Driving forces
We are expanding and strengthening the national grid for several reasons.
We are expanding and strengthening the national grid for several reasons:
- Many of our lines and stations are nearing the end of their technical lifetime and need to be renewed.
- We need to secure the electricity supply and enable the expansion of renewable electricity production.
- It is part of our mandate to prepare the national grid for a common European electricity market
Society needs a robust national grid for a secure electricity supply
Sweden depends on a safe and reliable electricity supply in order to function. With increased dependence on electricity, society is more sensitive to power outages. Faults on lines or stations in the national grid can, in the worst case, mean that large parts of Sweden lose access to power. That causes major consequences and costs to both private and public interests in society.
Therefore, it is important that we expand and renovate the grid so that it is robust and reliable. In a reliable national grid, electricity reaches its destination and any interruptions have very little effect and can be corrected quickly.

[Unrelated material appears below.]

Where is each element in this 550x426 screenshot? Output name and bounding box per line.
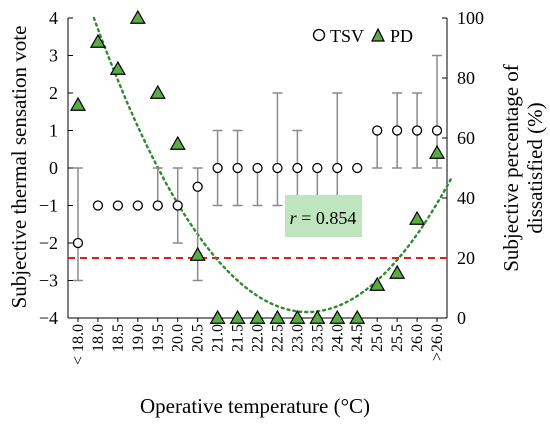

Sweden has one of the world's oldest national grids and many of our lines and stations are nearing the end of their technical lifetime. To continue to have an operationally reliable grid and to transfer the amount of electricity that society wants, we do not just build new lines and stations. We also renew the ones we already have.
We need new national grid lines and stations to enable renewable electricity production
The Swedish and European energy and climate policy seeks to significantly increase renewable electricity production. Therefore, the government has given us the mandate to expand the national grid to receive electricity from such new wind power production and ensure that it can be of use in the European electricity market. We need to increase the transmission capacity in several parts of the country to ensure that the new electricity can be fed into the grid and reach out to the electricity market without major restrictions. In addition to new lines, we need new stations to receive large amounts of new electricity production in different places in the country.
The grid is a prerequisite for a common European electricity market
Another part of the Swedish and European energy policy is that the Nordic countries and the EU work together to enable free trade in electricity across borders within the Union. An important step in this effort is to build electricity connections that link the various countries' electrical systems. There is also a requirement that countries do not have so little capacity in any part of their grid so that the flow of electricity between the countries is limited. To allow free trade in electricity between the Nordic countries and the EU is thus also a reason why we build new lines in the Swedish grid and to other countries.